Она вернулась оттуда с усталыми, потухшими глазами и все мне рассказала. Она была похожа на ребенка, у которого отняли любимую мечту, заставили нос к носу столкнуться с суровой правдой жизни. Маленький домик с садиком, незнакомая женщина на пороге. Сердце бешено колотится в груди, «проклятые мозоли» мешают подняться по ступенькам. Она смотрит на женщину, произносит: «Здравствуйте, простите за беспокойство», как подобает благовоспитанной даме, которую с детства учили говорить: «здравствуйте, спасибо, как поживаете, я вам не помешала?», и добавляет: «Я мадемуазель Жервез…» Она произносит это просто и спокойно, ей нечего бояться, ее помыслы чисты. Впервые в жизни она решает сама за себя, сбрасывает тяжкое бремя условностей и приличий. От внезапно нахлынувшего чувства свободы у нее кружится голова и подкашиваются ноги, но она твердо, не моргая, смотрит на незнакомку в переднике.
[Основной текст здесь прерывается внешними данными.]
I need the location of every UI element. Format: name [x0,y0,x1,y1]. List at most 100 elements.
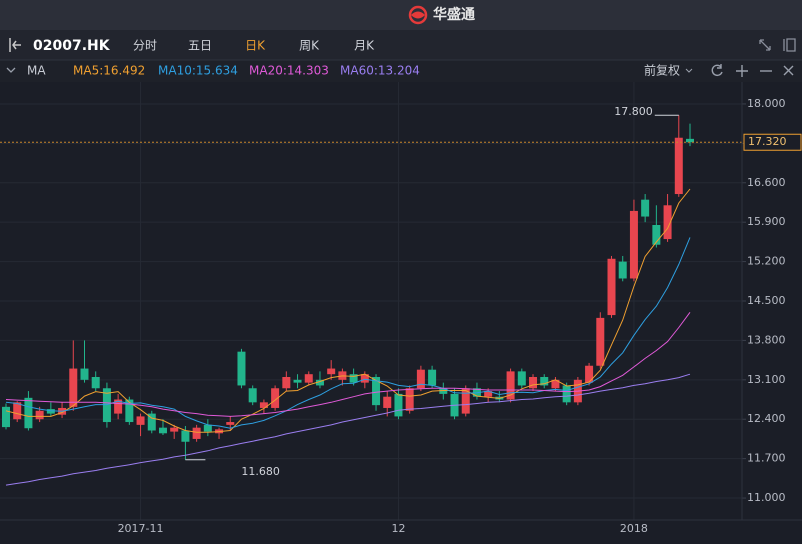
candle-body [686,138,694,143]
candle-body [226,422,235,425]
chart: 11.000 11.700 12.400 13.100 13.800 14.500 15.2… [0,82,802,535]
close-icon[interactable] [783,65,794,76]
collapse-icon[interactable] [6,67,16,73]
candle-body [158,427,167,434]
candle-body [147,413,156,431]
title-bar [0,0,802,30]
candle-body [304,374,313,383]
candle-body [394,393,403,417]
candle-body [439,388,448,394]
indicator-bar [0,60,802,82]
candle-body [551,379,560,389]
period-tab[interactable]: 五日 [188,39,212,53]
candle-body [237,351,246,386]
ma-legend-entry: MA10:15.634 [158,64,238,78]
candle-body [585,365,594,383]
candle-body [136,416,145,425]
x-tick-label: 12 [391,522,405,535]
y-tick-label: 11.700 [747,452,786,465]
candle-body [13,402,22,420]
ma-legend-entry: MA20:14.303 [249,64,329,78]
candle-body [125,399,134,423]
logo [408,5,428,25]
ma-legend-entry: MA5:16.492 [73,64,145,78]
candle-body [596,317,605,366]
candle-body [80,368,89,380]
candle-body [383,396,392,408]
ma-line [5,188,691,433]
candle-body [327,368,336,375]
min-label: 11.680 [241,465,280,478]
toolbar [0,30,802,60]
zoom-in-icon[interactable] [736,65,748,77]
candle-body [674,137,683,195]
fullscreen-icon[interactable] [759,39,771,51]
candle-body [629,210,638,279]
y-tick-label: 13.800 [747,333,786,346]
dropdown-icon[interactable] [685,68,693,73]
indicator-name[interactable]: MA [27,64,46,78]
ma-line [5,312,691,417]
ma-legend-entry: MA60:13.204 [340,64,420,78]
candle-body [607,258,616,316]
candle-body [652,224,661,245]
candle-body [562,385,571,403]
candle-body [506,371,515,400]
candle-body [91,377,100,389]
x-tick-label: 2018 [620,522,648,535]
panel-icon[interactable] [783,38,796,52]
candle-body [641,199,650,217]
candle-body [529,377,538,389]
candle-body [192,427,201,439]
candle-body [102,388,111,423]
y-tick-label: 15.200 [747,255,786,268]
max-label: 17.800 [614,105,653,118]
candle-body [114,399,123,414]
candle-body [428,369,437,386]
candle-body [69,368,78,407]
y-tick-label: 11.000 [747,491,786,504]
adjust-select[interactable]: 前复权 [644,63,680,78]
period-tab[interactable]: 月K [354,39,375,53]
candle-body [540,377,549,386]
candle-body [271,388,280,408]
candle-body [618,261,627,279]
candle-body [416,369,425,389]
period-tab[interactable]: 分时 [133,39,157,53]
candle-body [349,374,358,383]
candle-body [2,406,10,428]
candle-body [203,424,212,432]
y-tick-label: 16.600 [747,176,786,189]
candle-body [360,374,369,383]
candle-body [282,377,291,389]
period-tab[interactable]: 周K [299,39,320,53]
ma-line [5,373,691,486]
x-tick-label: 2017-11 [118,522,164,535]
candle-body [293,379,302,383]
last-price-label: 17.320 [748,135,787,148]
app-title: 华盛通 [433,6,475,23]
back-icon[interactable] [9,38,21,52]
candle-body [170,427,179,432]
candle-body [405,388,414,411]
y-tick-label: 12.400 [747,412,786,425]
y-tick-label: 18.000 [747,97,786,110]
candle-body [517,371,526,386]
candle-body [259,402,268,408]
candle-body [248,388,257,403]
symbol: 02007.HK [33,38,111,54]
ma-line [5,237,691,429]
refresh-icon[interactable] [711,64,723,77]
candle-body [315,379,324,386]
candle-body [484,391,493,397]
y-tick-label: 13.100 [747,373,786,386]
logo [411,11,425,19]
candle-body [181,430,190,442]
candle-body [24,397,33,429]
candle-body [663,205,672,240]
last-price-box [743,133,802,151]
candle-body [372,377,381,406]
period-tab[interactable]: 日K [245,39,266,53]
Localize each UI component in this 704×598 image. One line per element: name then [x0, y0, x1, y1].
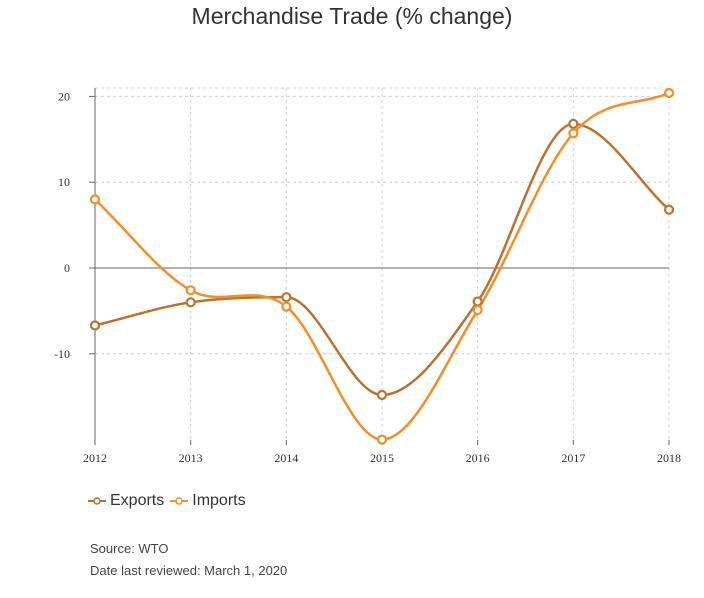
y-tick-label: 10: [58, 175, 70, 189]
x-tick-label: 2018: [657, 451, 681, 465]
data-point-exports[interactable]: [472, 296, 483, 307]
grid: [95, 87, 670, 440]
data-point-imports[interactable]: [568, 128, 579, 139]
x-tick-label: 2015: [370, 451, 394, 465]
data-point-exports[interactable]: [185, 297, 196, 308]
y-axis-ticks: 20 10 0 -10: [54, 89, 95, 361]
imports-legend-icon: [170, 497, 189, 505]
x-tick-label: 2012: [83, 451, 107, 465]
y-tick-label: -10: [54, 347, 70, 361]
data-point-exports[interactable]: [89, 320, 101, 331]
y-tick-label: 0: [64, 261, 70, 275]
chart-title: Merchandise Trade (% change): [191, 3, 513, 29]
reviewed-date: Date last reviewed: March 1, 2020: [90, 563, 288, 578]
data-point-imports[interactable]: [376, 434, 388, 445]
data-point-exports[interactable]: [663, 204, 675, 215]
data-point-imports[interactable]: [472, 304, 483, 316]
data-points: [89, 87, 675, 445]
data-point-exports[interactable]: [568, 118, 579, 129]
legend-label-imports: Imports: [192, 492, 246, 509]
data-point-imports[interactable]: [663, 87, 675, 99]
legend: Exports Imports: [88, 492, 252, 510]
data-point-imports[interactable]: [185, 285, 196, 296]
legend-item-imports[interactable]: Imports: [170, 492, 246, 510]
legend-item-exports[interactable]: Exports: [88, 492, 164, 510]
axes: [94, 88, 669, 440]
x-tick-label: 2017: [561, 451, 585, 465]
data-point-imports[interactable]: [281, 301, 292, 312]
y-tick-label: 20: [58, 89, 70, 103]
source-note: Source: WTO Date last reviewed: March 1,…: [90, 538, 287, 582]
exports-legend-icon: [88, 497, 106, 505]
x-axis-ticks: 2012 2013 2014 2015 2016 2017 2018: [83, 440, 681, 465]
data-point-exports[interactable]: [376, 389, 388, 401]
x-tick-label: 2016: [466, 451, 490, 465]
data-point-exports[interactable]: [281, 292, 292, 303]
legend-label-exports: Exports: [110, 492, 165, 509]
source-text: Source: WTO: [90, 541, 169, 556]
x-tick-label: 2014: [274, 451, 298, 465]
data-point-imports[interactable]: [89, 194, 101, 205]
x-tick-label: 2013: [179, 451, 203, 465]
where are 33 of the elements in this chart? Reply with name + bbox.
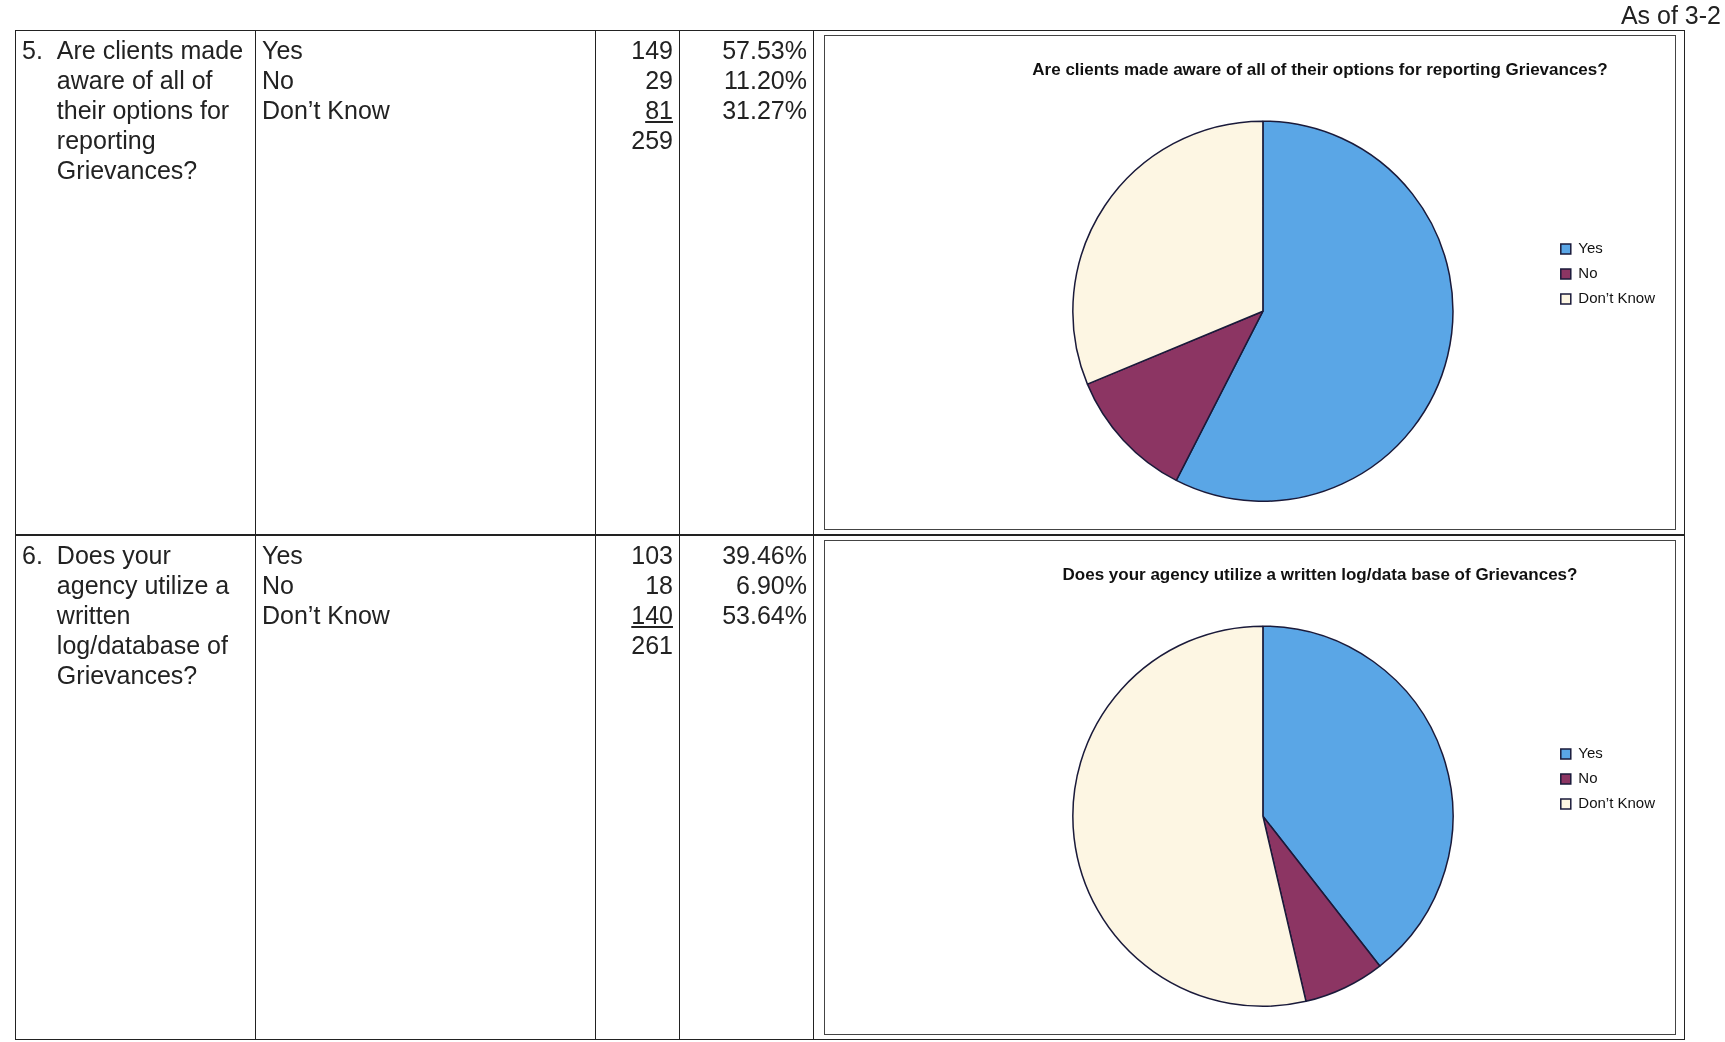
text: 57.53% <box>721 35 807 65</box>
text: 5. <box>22 35 43 66</box>
text: As of 3-2 <box>1620 1 1721 30</box>
category-label: Yes <box>262 36 303 64</box>
legend-label: No <box>1578 769 1598 787</box>
text: 259 <box>630 125 673 155</box>
category-label: Don’t Know <box>262 601 390 629</box>
legend-label: Yes <box>1578 744 1603 762</box>
legend-label: Don’t Know <box>1578 794 1656 812</box>
text: 81 <box>644 95 673 125</box>
text: 18 <box>644 570 673 600</box>
text: 261 <box>630 630 673 660</box>
legend-label: Yes <box>1578 239 1603 257</box>
text: 140 <box>630 600 673 630</box>
text: 11.20% <box>723 65 807 95</box>
text: 31.27% <box>721 95 807 125</box>
text: Does your agency utilize a written log/database of Grievances? <box>56 540 231 690</box>
category-label: No <box>262 571 294 599</box>
category-label: No <box>262 66 294 94</box>
text: 6. <box>22 540 43 571</box>
text: 6.90% <box>735 570 807 600</box>
category-label: Yes <box>262 541 303 569</box>
legend-label: Don’t Know <box>1578 289 1656 307</box>
text: 39.46% <box>721 540 807 570</box>
text: 29 <box>644 65 673 95</box>
chart-title: Does your agency utilize a written log/data base of Grievances? <box>1062 564 1578 584</box>
legend-label: No <box>1578 264 1598 282</box>
text: Are clients made aware of all of their options for reporting Grievances? <box>56 35 245 185</box>
chart-title: Are clients made aware of all of their options for reporting Grievances? <box>1032 59 1608 79</box>
text: 149 <box>630 35 673 65</box>
text: 53.64% <box>721 600 807 630</box>
text: 103 <box>630 540 673 570</box>
category-label: Don’t Know <box>262 96 390 124</box>
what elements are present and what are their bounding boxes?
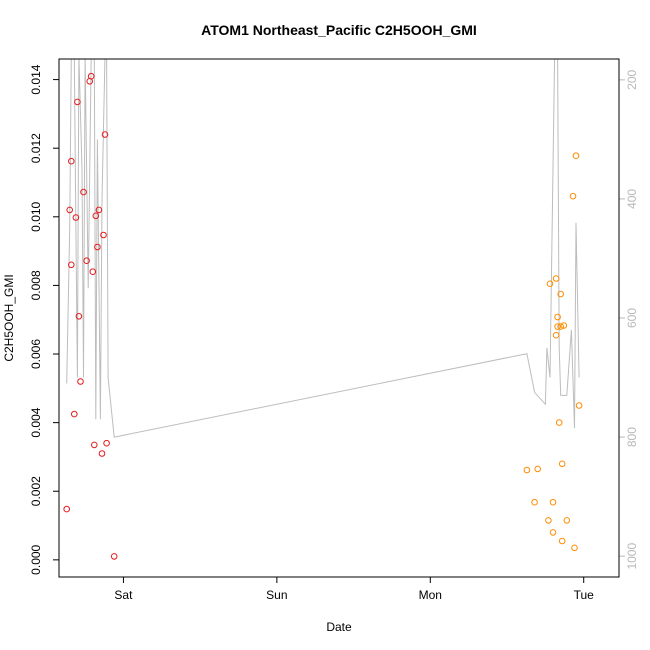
scatter-point-s1-4 xyxy=(68,157,75,165)
x-tick-label-1: Sat xyxy=(114,588,133,602)
scatter-point-s1-7 xyxy=(74,98,81,106)
scatter-point-s2-19 xyxy=(569,192,577,200)
plot-frame xyxy=(58,58,620,578)
scatter-point-s1-19 xyxy=(98,450,106,457)
scatter-point-s1-21 xyxy=(101,131,109,138)
y-tick-label-7: 0.012 xyxy=(29,133,43,163)
scatter-point-s2-22 xyxy=(575,402,583,409)
scatter-point-s2-6 xyxy=(549,498,557,506)
scatter-point-s1-22 xyxy=(103,439,110,447)
scatter-point-s2-14 xyxy=(557,323,565,330)
scatter-point-s1-14 xyxy=(89,268,97,276)
y-tick-label-5: 0.008 xyxy=(29,270,43,300)
scatter-point-s1-23 xyxy=(110,553,118,560)
scatter-point-s2-11 xyxy=(554,323,561,330)
scatter-point-s1-8 xyxy=(75,313,83,320)
scatter-point-s2-8 xyxy=(552,331,560,339)
scatter-point-s2-17 xyxy=(560,322,568,329)
scatter-point-s2-3 xyxy=(534,465,542,473)
x-tick-label-2: Sun xyxy=(266,588,287,602)
y-tick-label-6: 0.010 xyxy=(29,201,43,231)
scatter-point-s2-20 xyxy=(571,544,578,552)
x-tick-label-4: Tue xyxy=(574,588,595,602)
scatter-point-s1-3 xyxy=(68,261,75,269)
y-axis-label: C2H5OOH_GMI xyxy=(2,274,16,361)
chart-title: ATOM1 Northeast_Pacific C2H5OOH_GMI xyxy=(201,22,477,38)
scatter-point-s1-9 xyxy=(77,378,84,385)
x-axis-label: Date xyxy=(326,620,352,634)
axes-layer: Sat Sun Mon Tue 0.000 0.002 0.004 0.006 0.008 0.0… xyxy=(29,64,639,602)
scatter-point-s2-12 xyxy=(555,419,563,426)
y-tick-label-3: 0.004 xyxy=(29,407,43,437)
scatter-point-s1-2 xyxy=(66,206,73,214)
scatter-point-s1-13 xyxy=(87,72,95,80)
scatter-point-s2-2 xyxy=(531,498,538,506)
y-tick-label-2: 0.002 xyxy=(29,476,43,506)
scatter-point-s2-21 xyxy=(572,152,580,159)
scatter-point-s1-17 xyxy=(94,243,101,251)
scatter-point-s1-16 xyxy=(92,212,100,220)
scatter-point-s2-5 xyxy=(546,280,554,288)
y2-tick-label-1: 200 xyxy=(625,69,639,89)
pressure-line xyxy=(66,59,580,438)
scatter-points-layer xyxy=(63,72,583,560)
scatter-point-s2-16 xyxy=(558,537,566,545)
scatter-point-s1-6 xyxy=(72,214,80,221)
y-tick-label-8: 0.014 xyxy=(29,64,43,94)
scatter-point-s1-10 xyxy=(80,188,87,196)
pressure-line-layer xyxy=(66,59,580,438)
y2-tick-label-2: 400 xyxy=(625,189,639,209)
scatter-point-s1-20 xyxy=(100,231,107,239)
scatter-point-s1-11 xyxy=(83,257,90,265)
y-tick-label-1: 0.000 xyxy=(29,544,43,574)
y2-tick-label-4: 800 xyxy=(625,427,639,447)
scatter-point-s2-10 xyxy=(554,313,561,321)
y2-tick-label-3: 600 xyxy=(625,308,639,328)
y-tick-label-4: 0.006 xyxy=(29,339,43,369)
scatter-point-s1-18 xyxy=(95,206,103,214)
scatter-point-s2-9 xyxy=(552,275,560,282)
scatter-point-s2-1 xyxy=(523,466,531,474)
scatter-point-s2-13 xyxy=(557,290,565,298)
scatter-point-s2-15 xyxy=(558,460,566,468)
y2-tick-label-5: 1000 xyxy=(625,543,639,570)
scatter-point-s1-15 xyxy=(91,441,98,449)
scatter-point-s1-5 xyxy=(71,410,78,418)
x-tick-label-3: Mon xyxy=(419,588,442,602)
scatter-point-s1-1 xyxy=(63,505,70,513)
scatter-point-s2-4 xyxy=(545,517,552,524)
scatter-point-s2-18 xyxy=(563,517,571,524)
scatter-point-s2-7 xyxy=(549,529,557,536)
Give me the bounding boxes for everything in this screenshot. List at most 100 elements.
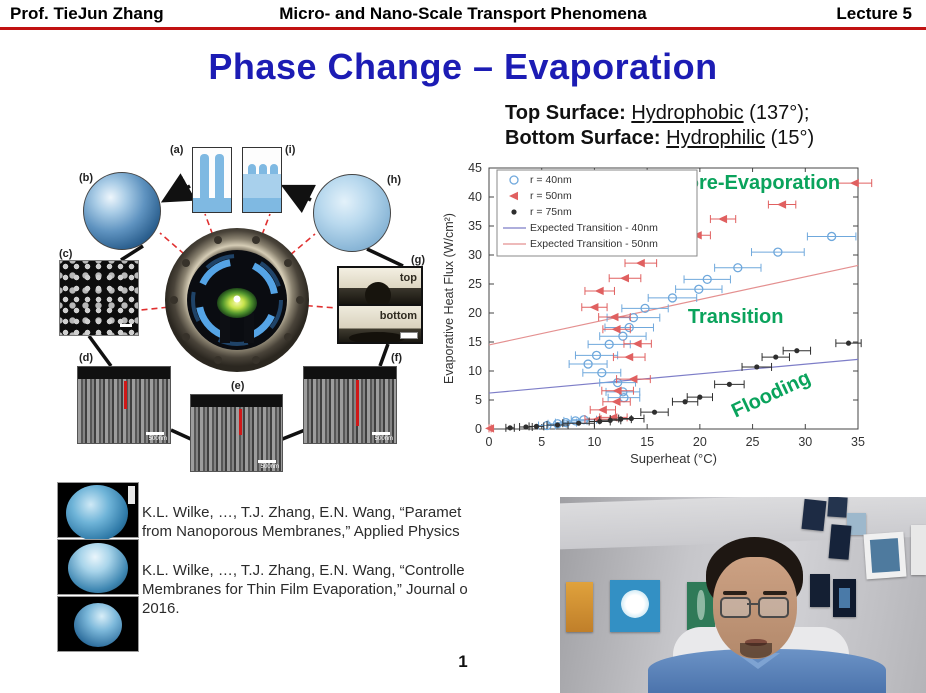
droplet-photo <box>57 596 139 652</box>
svg-text:10: 10 <box>468 364 482 378</box>
svg-text:Transition: Transition <box>688 306 784 328</box>
svg-text:30: 30 <box>468 248 482 262</box>
wall-frame <box>827 497 848 518</box>
droplet-photo-strip <box>57 482 139 653</box>
surface-note-bottom: Bottom Surface: Hydrophilic (15°) <box>505 126 926 151</box>
frame-photo <box>839 588 850 608</box>
svg-text:Expected Transition - 50nm: Expected Transition - 50nm <box>530 238 658 250</box>
webcam-overlay <box>560 497 926 693</box>
svg-text:25: 25 <box>746 435 760 449</box>
svg-text:r = 50nm: r = 50nm <box>530 190 572 202</box>
wall-frame <box>810 574 830 607</box>
top-surface-label: Top Surface: <box>505 102 626 124</box>
frame-photo <box>869 538 901 573</box>
scale-label: 500nm <box>260 464 279 470</box>
experiment-figure: (a) (i) (b) (h) (c) <box>55 108 440 483</box>
glasses-lens <box>720 597 751 618</box>
shell-shape <box>621 590 649 618</box>
pillar-shape <box>215 154 224 200</box>
svg-text:0: 0 <box>486 435 493 449</box>
panel-a-schematic <box>192 147 232 213</box>
slide-header: Prof. TieJun Zhang Micro- and Nano-Scale… <box>0 0 926 30</box>
surface-note-top: Top Surface: Hydrophobic (137°); <box>505 101 926 126</box>
wall-art-shell <box>610 580 660 632</box>
glasses-bridge <box>747 603 758 605</box>
vacuum-chamber-photo <box>164 227 310 373</box>
svg-text:20: 20 <box>693 435 707 449</box>
header-course-title: Micro- and Nano-Scale Transport Phenomen… <box>279 3 647 23</box>
chamber-graphic <box>165 228 309 372</box>
panel-c-porous-membrane <box>59 260 139 336</box>
top-label: top <box>399 272 417 284</box>
top-surface-angle: (137°); <box>743 102 810 124</box>
svg-text:0: 0 <box>475 422 482 436</box>
panel-e-sem-cross-section: 500nm <box>190 394 283 472</box>
svg-text:5: 5 <box>538 435 545 449</box>
eyebrow <box>763 591 787 595</box>
svg-text:Superheat (°C): Superheat (°C) <box>630 451 717 466</box>
panel-b-droplet-micrograph <box>83 172 161 250</box>
svg-text:15: 15 <box>468 335 482 349</box>
svg-text:10: 10 <box>587 435 601 449</box>
depth-marker <box>239 409 242 435</box>
wall-frame-white <box>911 525 926 575</box>
panel-label-c: (c) <box>59 248 73 260</box>
pillar-shape <box>200 154 209 200</box>
citations-block: K.L. Wilke, …, T.J. Zhang, E.N. Wang, “P… <box>142 503 702 638</box>
svg-text:5: 5 <box>475 393 482 407</box>
chart-canvas: 0 5 10 15 20 25 30 35 0 5 10 15 20 25 30 35 40 45 Superhea… <box>442 161 873 466</box>
droplet-shape <box>68 543 128 593</box>
svg-text:r = 75nm: r = 75nm <box>530 206 572 218</box>
citation-1: K.L. Wilke, …, T.J. Zhang, E.N. Wang, “P… <box>142 503 702 541</box>
scale-label: 500nm <box>148 436 167 442</box>
panel-label-e: (e) <box>231 380 245 392</box>
bottom-surface-label: Bottom Surface: <box>505 127 661 149</box>
panel-label-h: (h) <box>387 174 402 186</box>
svg-text:Evaporative Heat Flux (W/cm²): Evaporative Heat Flux (W/cm²) <box>442 213 456 384</box>
svg-text:25: 25 <box>468 277 482 291</box>
svg-text:20: 20 <box>468 306 482 320</box>
panel-label-d: (d) <box>79 352 94 364</box>
droplet-shape <box>74 603 122 647</box>
panel-f-sem-cross-section: 500nm <box>303 366 397 444</box>
panel-g-contact-angles: top bottom <box>337 266 423 344</box>
wall-frame <box>833 579 856 617</box>
droplet-photo <box>57 539 139 595</box>
citation-line: Membranes for Thin Film Evaporation,” Jo… <box>142 581 468 598</box>
panel-i-schematic <box>242 147 282 213</box>
liquid-shape <box>243 198 281 212</box>
depth-marker <box>356 380 359 426</box>
panel-label-g: (g) <box>411 254 426 266</box>
panel-label-a: (a) <box>170 144 184 156</box>
wall-frame-white <box>863 531 907 580</box>
panel-d-sem-cross-section: 500nm <box>77 366 171 444</box>
svg-text:30: 30 <box>798 435 812 449</box>
citation-2: K.L. Wilke, …, T.J. Zhang, E.N. Wang, “C… <box>142 561 702 618</box>
seahorse-shape <box>697 590 705 620</box>
scale-bar <box>400 332 418 339</box>
person-mouth <box>745 639 767 646</box>
contact-angle-bottom-photo: bottom <box>339 306 421 342</box>
citation-line: 2016. <box>142 600 180 617</box>
person-goatee <box>740 643 772 658</box>
svg-text:35: 35 <box>851 435 865 449</box>
svg-text:Pore-Evaporation: Pore-Evaporation <box>673 172 840 194</box>
svg-text:Expected Transition - 40nm: Expected Transition - 40nm <box>530 222 658 234</box>
contact-angle-top-photo: top <box>339 268 421 304</box>
spread-droplet-shape <box>349 332 405 342</box>
svg-text:40: 40 <box>468 190 482 204</box>
bottom-label: bottom <box>379 310 417 322</box>
depth-marker <box>124 381 127 409</box>
scale-bar <box>128 486 135 504</box>
page-title: Phase Change – Evaporation <box>208 46 718 87</box>
liquid-shape <box>193 198 231 212</box>
scale-bar <box>146 432 164 435</box>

Та обрывает ее на полуслове, восклицает: «Вы мадемуазель Жервез? Мой брат прождал вас всю свою жизнь. Его не стало три месяца назад». Значит, это его сестра. А бабушка уже успела подумать, что ее возлюбленный устроил свою жизнь. Они кинулись друг к другу, заплакали, смешивая слезы и пудру, садовые ножницы ткнулись в дорожную сумку. Покачиваясь, две женщины в обнимку вошли в дом, поговорили о покойном, о его розах, о кусте мимозы, об открытках, которые он так старательно надписывал для нее каждый год, о том, что надежда не покидала его до последнего дня. «Он не хотел, чтобы вы знали о его смерти, – сказала сестра, – он приготовил пять или шесть открыток и попросил меня отправлять вам по одной каждый год. Он считал, что этого хватит… Мы ведь уже не молоды, верно?»
«И в это мгновение я почувствовала, что старею, – призналась мне бабушка. – Он ушел, и мне уже не о чем было мечтать».
Она прожила остаток своих дней с тем же привычно-смиренным выражением лица, как подобает женщине из хорошей семьи, воспринимавшей свою семейную жизнь путешествием в шаткой бричке и ждавшей своего избавления в лице скромного пенсионера.
Под конец она никого не узнавала, все говорила о маленьком домике с крылечком, о розовых кустах в саду, о хозяине дома, каждый год посылавшем ей по открытке. К ней один за другим приходили все пятеро детей, теребили одеяло, пытались привлечь внимание, звали «мама, мама…» Они давно уже выросли, стали взрослыми, обзавелись машинами, чековыми книжками, хорошей или не очень работой, счастливой или не очень семьей, но им по-прежнему хотелось, чтобы она была их заботливой мамой, они не готовы были ее отпустить. Но бабушка устала, и им пришлось ее простить. Она до последнего часа оставалась вежливой, мягкой, воспитанной и совершенно отсутствующей. Она так и не смогла принять этого мужа, этих детей и эту странную, навязанную ей жизнь.
Рядом со своим здоровенным нормандцем я впервые ощутила себя женщиной. С ним я пристрастилась к плотским утехам, хотя его заслуги в том почти не было.
Поначалу он солировал, был внимательным, прилежным и пребывал в твердой уверенности, что лучшего любовника в этом мире не существует, и всякая женщина, побывавшая в его постели, просто обязана испытать райское блаженство, но я открыла для себя наслаждение не благодаря его опытности, поскольку действовал он совершенно механически, а благодаря его физической мощи, позволявшей проделывать со мной чисто акробатические трюки, в результате чего я научилась с легкостью достигать того состояния, которое принято называть противным словом «оргазм».